There is a famous quote by Henry Ford, the creator of Ford (the popular car-maker brand):
“If I had asked people what they wanted, they would have said faster horses.”
This is what happened with the traditional system administrator role: people were trying to solve the wrong problem.
By the wrong problem, I mean the lack of proper tools to automate the intervention in production systems, avoiding the human error (which is more common than you may think) and leading to a lack of communication continuity in the processes of your company.
Initially, DevOps was the intersection of development and operations as well as QA. The DevOps engineer is supposed to do everything and be totally involved in the SDLC (software development life cycle), solving the communication problems that are present in the traditional release management. This is ideal and, in my opinion, is what a full stack engineer should do: end-to-end software development, from requirement capture to deployments and maintenance.
Nowadays, this definition has been bent up to a point where a DevOps engineer is basically a systems engineer using a set of tools to automate the infrastructure of any company. There is nothing wrong with this definition of DevOps, but keep in mind that we are losing a very competitive advantage: the end-to-end view of the system. In general, I would not call this actor a DevOps engineer but an Site reliability engineering (SRE). This was a term introduced by Google few years back, as sometimes (prominently in big companies), is not possible to provide a single engineer with the level of access required to execute DevOps. We will talk more about this role in the next section, SRE model.
In my opinion, DevOps is a philosophy more than a set of tools or a procedure: having your engineers exposed to the full life cycle of your product requires a lot of discipline but gives you an enormous amount of control over what is being built. If the engineers understand the problem, they will solve it; it is what they are good at.
In the last few years, we have gone through a revolution in IT: it sparkled from pure IT companies to all the sectors: retail, banking, finance, and so on. This has led to a number of small companies called start-ups, which are basically a number of individuals who had an idea, executed it, and went to the market in order to sell the product or the service to a global market (usually).
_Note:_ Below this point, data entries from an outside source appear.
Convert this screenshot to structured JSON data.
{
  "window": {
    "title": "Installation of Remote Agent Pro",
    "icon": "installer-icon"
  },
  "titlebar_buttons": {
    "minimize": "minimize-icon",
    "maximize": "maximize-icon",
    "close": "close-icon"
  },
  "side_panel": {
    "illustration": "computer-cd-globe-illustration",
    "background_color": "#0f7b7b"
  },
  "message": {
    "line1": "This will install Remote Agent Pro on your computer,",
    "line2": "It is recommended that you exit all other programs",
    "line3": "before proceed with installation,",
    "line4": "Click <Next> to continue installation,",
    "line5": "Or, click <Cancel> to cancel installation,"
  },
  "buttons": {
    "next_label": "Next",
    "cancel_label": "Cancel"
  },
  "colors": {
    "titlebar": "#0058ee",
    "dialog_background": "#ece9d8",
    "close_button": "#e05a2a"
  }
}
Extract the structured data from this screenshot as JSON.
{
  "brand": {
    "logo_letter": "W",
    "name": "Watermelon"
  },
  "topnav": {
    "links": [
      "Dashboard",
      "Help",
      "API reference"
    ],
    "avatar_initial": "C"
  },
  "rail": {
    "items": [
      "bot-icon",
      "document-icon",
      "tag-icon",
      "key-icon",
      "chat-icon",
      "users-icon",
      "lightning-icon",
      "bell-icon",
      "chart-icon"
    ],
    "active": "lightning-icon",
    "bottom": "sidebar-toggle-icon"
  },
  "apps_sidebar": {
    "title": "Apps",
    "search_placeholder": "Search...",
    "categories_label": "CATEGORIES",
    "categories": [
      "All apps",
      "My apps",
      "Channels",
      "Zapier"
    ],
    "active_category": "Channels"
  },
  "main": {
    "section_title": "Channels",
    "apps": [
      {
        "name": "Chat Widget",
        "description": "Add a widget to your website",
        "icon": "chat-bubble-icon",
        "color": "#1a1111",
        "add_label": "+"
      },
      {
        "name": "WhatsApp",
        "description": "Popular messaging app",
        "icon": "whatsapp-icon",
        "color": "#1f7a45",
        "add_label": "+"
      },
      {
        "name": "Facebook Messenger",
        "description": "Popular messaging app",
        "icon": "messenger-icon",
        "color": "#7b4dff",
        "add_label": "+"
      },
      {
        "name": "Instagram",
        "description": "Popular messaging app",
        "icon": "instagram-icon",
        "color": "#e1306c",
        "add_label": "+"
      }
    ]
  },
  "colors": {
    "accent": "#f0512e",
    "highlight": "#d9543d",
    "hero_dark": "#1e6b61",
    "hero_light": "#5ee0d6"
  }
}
Companies such as Amazon or Alibaba, not to mention Google, Apple, Stripe or even Spotify, have gone from the garage of one of the owners to big companies employing thousands of people.
One thing in common in the initial spark with these companies has always been corporate inefficiency: the bigger the company, the longer it takes to complete simple tasks.
Example of corporate inefficiency graph
This phenomenon creates a market on its own, with a demand that cannot be satisfied with traditional products. In order to provide a more agile service, these start-ups need to be cost-effective. It is okay for a big bank to spend millions on its currency exchange platform, but if you are a small company making your way through, your only possibility against a big bank is to cut costs by automation and better processes. This is a big drive for small companies to adopt better ways of doing things, as every day that passes is one day closer to running out of cash, but there is a bigger drive for adopting DevOps tools: failure.
Failure is a natural factor for the development of any system. No matter how much effort we put in, failure is always there, and at some point, it is going to happen.
Usually, companies are quite focused on removing failure, but there is a unwritten rule that is keeping them from succeeding: the 80-20 rule:
- It takes 20% of time to achieve 80% of your goals. The remaining 20% will take 80% of your time.
Spending a huge amount of time on avoiding failure is bound to fail, but luckily, there is another solution: quick recovery.
Up until now, in my work experience, I have only seen one company asking "what can we do if this fails at 4 A.M. in the morning?" instead of "what else can we do to avoid this system from failing?", and believe me, it is a lot easier (especially with the modern tools) to create a recovery system than to make sure that our systems won't go down.
All these events (automation and failure management) led to the development of modern automation tools that enabled our engineers to:
- Automate infrastructure and software
- Recover from errors quickly
DevOps fits perfectly into the small company world (start-ups): some individuals that can access everything and execute the commands that they need to make the changes in the system quickly. Within these ecosystems is where DevOps shines.
This level of access in traditional development models in big companies is a no-go. It can be an impediment even at a legal level if your system is dealing with highly confidential data, where you need to get your employees security clearance from the government in order to grant them access to the data.
It can also be convenient for the company to keep a traditional development team that delivers products to a group of engineers that runs it but works closely with the developers so that the communication is not an issue.
SREs also use DevOps tools, but usually, they focus more on building and running a middleware cluster (Kubernetes, Docker Swarm, and so on) that provides uniformity and a common language for the developers to be abstracted from the infrastructure: they don't even need to know in which hardware the cluster is deployed; they just need to create the descriptors for the applications that they will deploy (the developers) in the cluster in an access-controlled and automated manner in a way that the security policies are followed up.
SRE is a discipline on its own, and Google has published a free ebook about it, which can be found at https://landing.google.com/sre/book.html.
I would recommend that you read it as it is a fairly interesting point of view.